How to Prioritize Sleep as a New Parent: Tips from SlumberPod Co-founder Katy Mallory

Becoming a parent is one of the most transformative experiences, but let’s be real—it's also exhausting! Sleepless nights, early mornings, and the constant juggle of caring for a tiny human can leave you feeling drained. As a mom of three and co-founder of SlumberPod, I understand the struggle firsthand. Prioritizing sleep as a new parent can feel impossible, but trust me, it’s not! I’ve gathered tips from mom message boards, blogs, and my own experience to help you catch more ZZZs.

Here are my top tips to help you prioritize sleep during this new chapter of life:

1. Create a Sleep-Inducing Environment

One of the best ways to get quality sleep is by setting up a cozy, sleep-friendly environment. Keep your bedroom and your baby’s nursery (if they are already in their own room) cool, dark and quiet. Invest in blackout curtains and/or use a product like SlumberPod to create a peaceful space for your little one while also giving you peace of mind. White noise machines are a game-changer, too—many parents (including me!) swear by them to muffle household noises that could disturb your rest. (My favorite ambient noise is brown noise, and we love the SlumberCalm 2-in-1 sound machine and night light!)

2. Nap When Your Baby Naps (Really!)

It sounds cliché, but “sleep when the baby sleeps” is solid advice. Resist the urge to clean, cook, or catch up on your favorite show (or social media!) when your baby goes down for a nap. Use that time to recharge your batteries instead. Even a 20-minute power nap can make a world of difference. 

3. Share the Load

If you have a partner, take turns waking up with the baby. Splitting nighttime duties or alternating nights allows each parent to get a longer stretch of sleep. If you’re breastfeeding, consider pumping so your partner can handle a feeding session or two, giving you an extended rest. 

Speaking of partners, not all of them instinctively know what they need to do. They may need direction so don’t be shy about telling them what would be helpful or making a short to-do list highlighting where you need the most support. 

4. Set Boundaries with Visitors

As excited as friends and family are to meet your new bundle of joy, it’s important to prioritize your rest. Don’t be afraid to say “no” to visitors or ask them to come at a time that works better for you. The people who love you will understand that your well-being comes first.

5. Limit Screen Time Before Bed

Try not to be tempted by night-time screen time! Scrolling through your phone or binge-watching TV shows before bed can interfere with your ability to fall asleep. Try to establish a nighttime routine that promotes relaxation instead. Whether it’s reading a book, practicing mindfulness or simply lying in bed with a cup of tea, winding down without screens can help you fall asleep faster and sleep more soundly. 

Speaking of your phone, I recommend automatically setting it to do not disturb after 8:30 or 9pm.

6. Accept Help

This is a tough one for many parents, myself included.
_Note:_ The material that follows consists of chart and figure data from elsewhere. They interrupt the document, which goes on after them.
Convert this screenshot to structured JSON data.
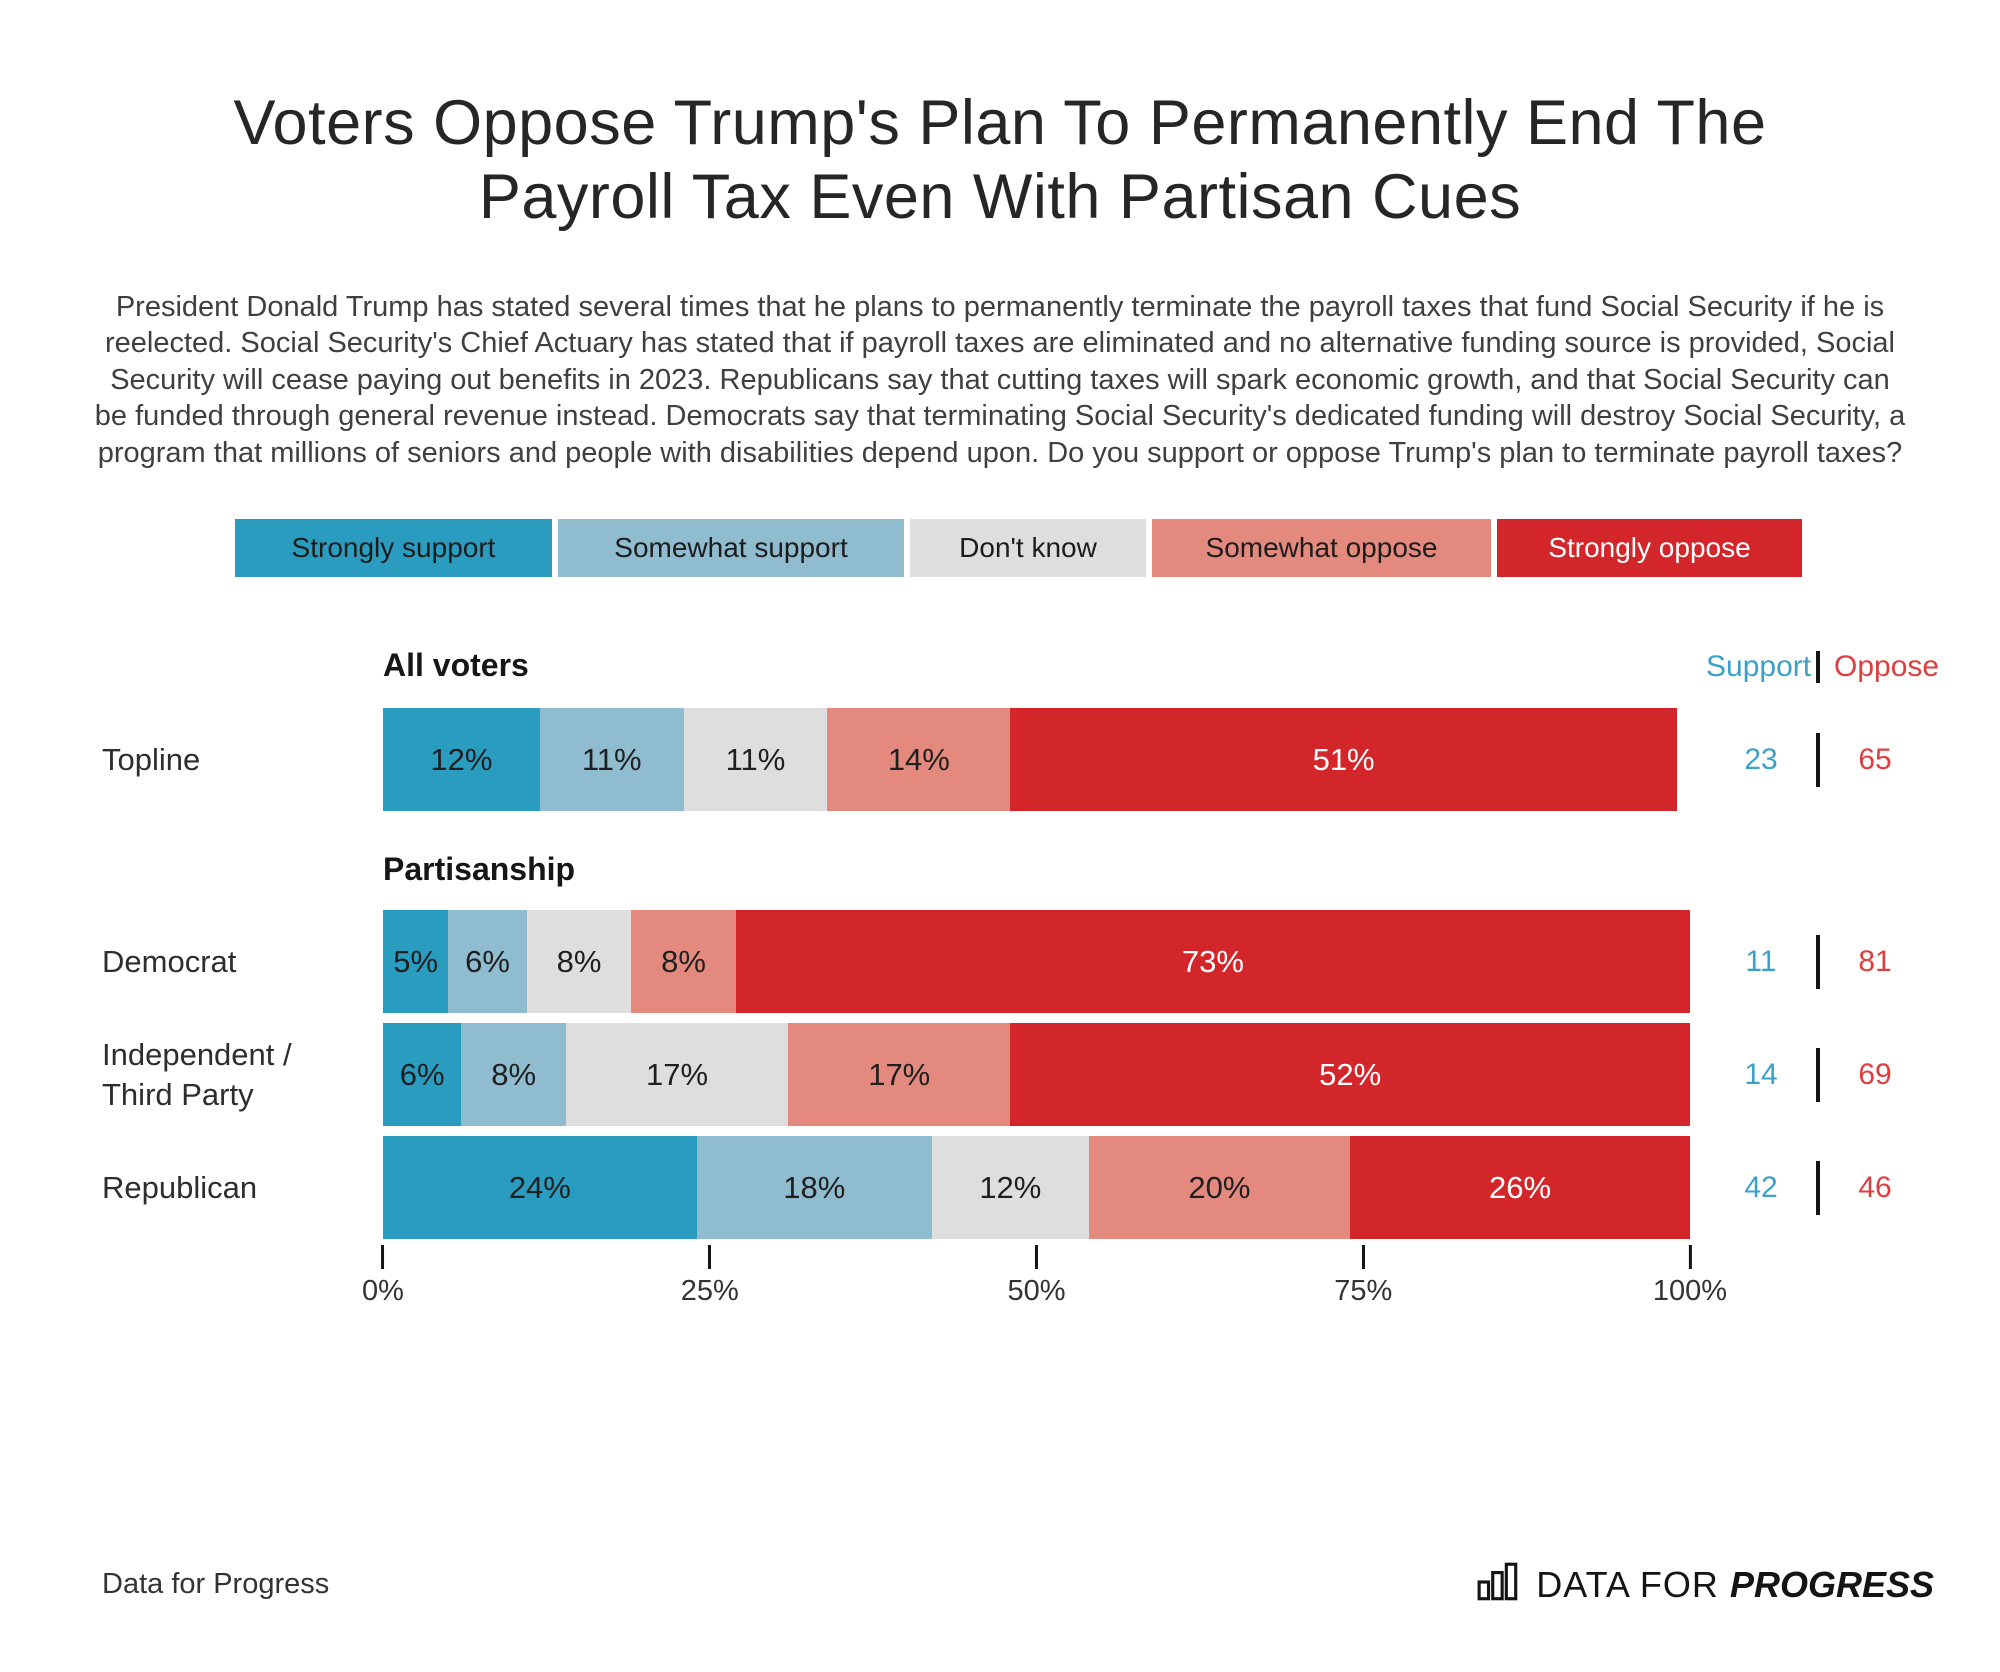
{
  "title": "Voters Oppose Trump's Plan To Permanently End The Payroll Tax Even With Partisan Cues",
  "subtitle": "President Donald Trump has stated several times that he plans to permanently terminate the payroll taxes that fund Social Security if he is reelected. Social Security's Chief Actuary has stated that if payroll taxes are eliminated and no alternative funding source is provided, Social Security will cease paying out benefits in 2023. Republicans say that cutting taxes will spark economic growth, and that Social Security can be funded through general revenue instead. Democrats say that terminating Social Security's dedicated funding will destroy Social Security, a program that millions of seniors and people with disabilities depend upon. Do you support or oppose Trump's plan to terminate payroll taxes?",
  "legend": [
    {
      "label": "Strongly support",
      "color": "#2a9cc0",
      "text_color": "#1c1c1c"
    },
    {
      "label": "Somewhat support",
      "color": "#90bcd0",
      "text_color": "#1c1c1c"
    },
    {
      "label": "Don't know",
      "color": "#dedede",
      "text_color": "#1c1c1c"
    },
    {
      "label": "Somewhat oppose",
      "color": "#e4897d",
      "text_color": "#1c1c1c"
    },
    {
      "label": "Strongly oppose",
      "color": "#d2262b",
      "text_color": "#ffffff"
    }
  ],
  "section_all_voters": "All voters",
  "section_partisanship": "Partisanship",
  "support_header": "Support",
  "oppose_header": "Oppose",
  "rows": [
    {
      "label": "Topline",
      "support": "23",
      "oppose": "65"
    },
    {
      "label": "Democrat",
      "support": "11",
      "oppose": "81"
    },
    {
      "label": "Independent / Third Party",
      "support": "14",
      "oppose": "69"
    },
    {
      "label": "Republican",
      "support": "42",
      "oppose": "46"
    }
  ],
  "axis": {
    "ticks": [
      "0%",
      "25%",
      "50%",
      "75%",
      "100%"
    ]
  },
  "footer": {
    "source": "Data for Progress",
    "logo_prefix": "DATA FOR",
    "logo_suffix": "PROGRESS"
  },
  "colors": {
    "support_accent": "#3ba1c9",
    "oppose_accent": "#e03e3e",
    "divider": "#141414"
  },
  "chart_data": {
    "type": "bar",
    "stacked": true,
    "orientation": "horizontal",
    "title": "Voters Oppose Trump's Plan To Permanently End The Payroll Tax Even With Partisan Cues",
    "categories": [
      "Topline",
      "Democrat",
      "Independent / Third Party",
      "Republican"
    ],
    "category_groups": {
      "All voters": [
        "Topline"
      ],
      "Partisanship": [
        "Democrat",
        "Independent / Third Party",
        "Republican"
      ]
    },
    "series": [
      {
        "name": "Strongly support",
        "values": [
          12,
          5,
          6,
          24
        ],
        "color": "#2a9cc0",
        "label_color": "#1f1f1f"
      },
      {
        "name": "Somewhat support",
        "values": [
          11,
          6,
          8,
          18
        ],
        "color": "#90bcd0",
        "label_color": "#1f1f1f"
      },
      {
        "name": "Don't know",
        "values": [
          11,
          8,
          17,
          12
        ],
        "color": "#dedede",
        "label_color": "#1f1f1f"
      },
      {
        "name": "Somewhat oppose",
        "values": [
          14,
          8,
          17,
          20
        ],
        "color": "#e4897d",
        "label_color": "#1f1f1f"
      },
      {
        "name": "Strongly oppose",
        "values": [
          51,
          73,
          52,
          26
        ],
        "color": "#d2262b",
        "label_color": "#ffffff"
      }
    ],
    "support_totals": [
      23,
      11,
      14,
      42
    ],
    "oppose_totals": [
      65,
      81,
      69,
      46
    ],
    "xlim": [
      0,
      100
    ],
    "x_ticks": [
      "0%",
      "25%",
      "50%",
      "75%",
      "100%"
    ],
    "legend_position": "top",
    "grid": false
  }
}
But accepting help—whether it’s a meal from a friend, a few hours of babysitting from a family member, or even hiring a postpartum doula or night nurse if finances allow—can lighten your load and allow you to focus on rest. It truly does take a village, so let others lend a hand when you need it. Remember that when you’ve offered friends help you’ve meant it–so when others are offering you help, they truly want to help! 

7. Embrace Early Bedtimes

If your baby goes to bed early, take advantage of those extra hours of peace and quiet to catch some sleep yourself. Going to bed at 8:00 or 9:00pm may not feel normal, but remember that this is just a season. Your body will thank you for the extra rest, even if it means turning in earlier than usual.

8. Take Care of Your Body … and Mind

Exercising regularly, staying hydrated, and eating nutritious foods are all essential for your energy levels. While it might feel like you don’t have the time or energy to focus on self-care, taking small steps to care for your body can improve your sleep quality and overall well-being. Think of it as an investment in better rest.
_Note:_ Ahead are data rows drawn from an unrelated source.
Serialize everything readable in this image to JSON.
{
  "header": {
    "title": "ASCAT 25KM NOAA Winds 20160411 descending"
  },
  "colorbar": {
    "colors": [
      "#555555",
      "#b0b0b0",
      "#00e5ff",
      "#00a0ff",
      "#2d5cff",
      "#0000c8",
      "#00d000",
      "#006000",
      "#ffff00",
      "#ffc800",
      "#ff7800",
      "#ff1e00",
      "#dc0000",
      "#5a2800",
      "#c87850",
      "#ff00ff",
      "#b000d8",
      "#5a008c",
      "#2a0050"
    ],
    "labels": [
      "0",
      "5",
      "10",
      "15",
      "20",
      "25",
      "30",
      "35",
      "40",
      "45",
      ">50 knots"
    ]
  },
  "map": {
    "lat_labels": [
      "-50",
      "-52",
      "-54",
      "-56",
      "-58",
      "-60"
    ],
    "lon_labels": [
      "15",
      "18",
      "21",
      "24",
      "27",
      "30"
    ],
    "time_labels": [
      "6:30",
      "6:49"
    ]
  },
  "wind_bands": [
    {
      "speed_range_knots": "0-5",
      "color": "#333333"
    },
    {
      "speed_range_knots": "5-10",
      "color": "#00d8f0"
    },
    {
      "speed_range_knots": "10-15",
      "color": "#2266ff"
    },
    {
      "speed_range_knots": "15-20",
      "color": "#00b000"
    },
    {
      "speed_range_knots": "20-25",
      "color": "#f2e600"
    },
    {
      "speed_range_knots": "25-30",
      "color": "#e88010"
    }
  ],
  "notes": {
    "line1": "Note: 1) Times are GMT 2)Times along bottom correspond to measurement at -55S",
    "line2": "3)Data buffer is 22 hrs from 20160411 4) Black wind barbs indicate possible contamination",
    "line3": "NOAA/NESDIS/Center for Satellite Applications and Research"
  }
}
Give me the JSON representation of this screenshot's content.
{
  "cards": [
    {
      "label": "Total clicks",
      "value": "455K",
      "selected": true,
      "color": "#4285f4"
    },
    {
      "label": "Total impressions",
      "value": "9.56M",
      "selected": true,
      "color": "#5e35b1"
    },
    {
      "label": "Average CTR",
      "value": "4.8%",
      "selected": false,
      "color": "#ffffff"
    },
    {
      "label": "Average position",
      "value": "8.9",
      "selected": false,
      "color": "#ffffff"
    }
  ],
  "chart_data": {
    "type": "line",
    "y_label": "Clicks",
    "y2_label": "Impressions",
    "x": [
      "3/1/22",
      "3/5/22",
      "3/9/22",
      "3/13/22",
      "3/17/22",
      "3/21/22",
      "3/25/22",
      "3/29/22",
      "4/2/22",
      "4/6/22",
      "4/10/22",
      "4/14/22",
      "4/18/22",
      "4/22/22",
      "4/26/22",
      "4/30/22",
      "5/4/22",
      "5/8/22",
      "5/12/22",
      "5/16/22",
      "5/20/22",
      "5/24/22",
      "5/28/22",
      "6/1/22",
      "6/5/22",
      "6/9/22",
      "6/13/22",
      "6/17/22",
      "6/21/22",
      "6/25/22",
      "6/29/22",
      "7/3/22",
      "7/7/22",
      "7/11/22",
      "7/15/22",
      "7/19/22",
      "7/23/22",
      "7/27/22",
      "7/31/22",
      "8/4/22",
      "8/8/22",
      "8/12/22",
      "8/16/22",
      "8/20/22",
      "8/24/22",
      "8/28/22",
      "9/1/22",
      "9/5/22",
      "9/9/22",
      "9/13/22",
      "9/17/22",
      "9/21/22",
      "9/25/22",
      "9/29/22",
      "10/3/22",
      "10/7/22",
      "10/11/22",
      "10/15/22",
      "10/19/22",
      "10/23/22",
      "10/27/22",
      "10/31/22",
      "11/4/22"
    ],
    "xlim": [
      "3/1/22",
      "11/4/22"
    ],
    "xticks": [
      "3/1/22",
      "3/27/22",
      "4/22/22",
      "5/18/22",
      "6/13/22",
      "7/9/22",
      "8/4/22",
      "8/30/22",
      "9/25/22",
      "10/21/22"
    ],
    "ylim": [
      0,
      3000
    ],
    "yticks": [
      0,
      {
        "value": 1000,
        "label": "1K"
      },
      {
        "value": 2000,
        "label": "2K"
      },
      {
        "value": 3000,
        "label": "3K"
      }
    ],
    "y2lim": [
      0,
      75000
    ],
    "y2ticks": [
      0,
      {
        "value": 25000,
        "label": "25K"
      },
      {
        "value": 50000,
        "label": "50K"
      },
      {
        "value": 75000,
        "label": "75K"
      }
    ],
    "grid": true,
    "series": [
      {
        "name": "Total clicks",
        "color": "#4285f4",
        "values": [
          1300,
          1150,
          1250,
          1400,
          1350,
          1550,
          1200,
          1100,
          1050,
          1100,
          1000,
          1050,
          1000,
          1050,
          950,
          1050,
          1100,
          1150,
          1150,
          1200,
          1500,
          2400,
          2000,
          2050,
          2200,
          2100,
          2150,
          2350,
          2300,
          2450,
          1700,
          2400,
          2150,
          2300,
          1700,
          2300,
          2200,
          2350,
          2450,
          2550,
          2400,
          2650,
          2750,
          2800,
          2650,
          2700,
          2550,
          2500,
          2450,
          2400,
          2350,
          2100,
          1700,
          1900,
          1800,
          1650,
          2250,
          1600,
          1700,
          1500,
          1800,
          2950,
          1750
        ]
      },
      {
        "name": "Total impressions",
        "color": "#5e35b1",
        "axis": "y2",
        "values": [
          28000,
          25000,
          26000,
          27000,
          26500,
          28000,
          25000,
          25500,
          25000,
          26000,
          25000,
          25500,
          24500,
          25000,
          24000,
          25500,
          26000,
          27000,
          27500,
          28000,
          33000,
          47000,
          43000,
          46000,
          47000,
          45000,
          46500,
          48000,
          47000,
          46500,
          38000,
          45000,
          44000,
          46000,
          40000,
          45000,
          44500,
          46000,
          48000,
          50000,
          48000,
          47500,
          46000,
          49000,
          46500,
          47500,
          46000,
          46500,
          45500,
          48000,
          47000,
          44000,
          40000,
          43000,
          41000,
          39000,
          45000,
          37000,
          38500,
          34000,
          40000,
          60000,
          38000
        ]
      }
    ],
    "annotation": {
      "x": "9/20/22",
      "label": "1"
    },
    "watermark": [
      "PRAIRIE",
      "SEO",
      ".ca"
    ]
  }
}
Additionally, consider what is self care for you and try to fit those things in a few times a week. For me, being able to socialize with friends over lunch or a walk was very important to my mental health. For you, it might be reading, an art project or a light workout. 

9. Lower Your Expectations

Parenting is hard work, and it’s okay to let some things slide. The dishes can wait, and it’s perfectly fine to order takeout or eat a peanut butter and jelly sandwich for dinner. If a spotless house or a three-course dinner is standing between you and a much-needed nap, choose the nap! Lowering your expectations in this season can help you prioritize rest.

10. Make Sleep a Priority for Your Baby

One of the keys to getting more sleep as a new parent is ensuring your baby is well-rested, too. Creating a consistent sleep routine, leveraging advice from certified pediatric sleep consultants and using sleep aids such as SlumberPod can help your little one sleep more soundly—meaning you can, too.

Remember: Sleep is not a luxury; it’s a necessity, especially in those early days of parenting. By making sleep a priority for both you and your baby, you can tackle this challenging time with more energy and patience. From one sleep-deprived parent to another, hang in there—better sleep is possible!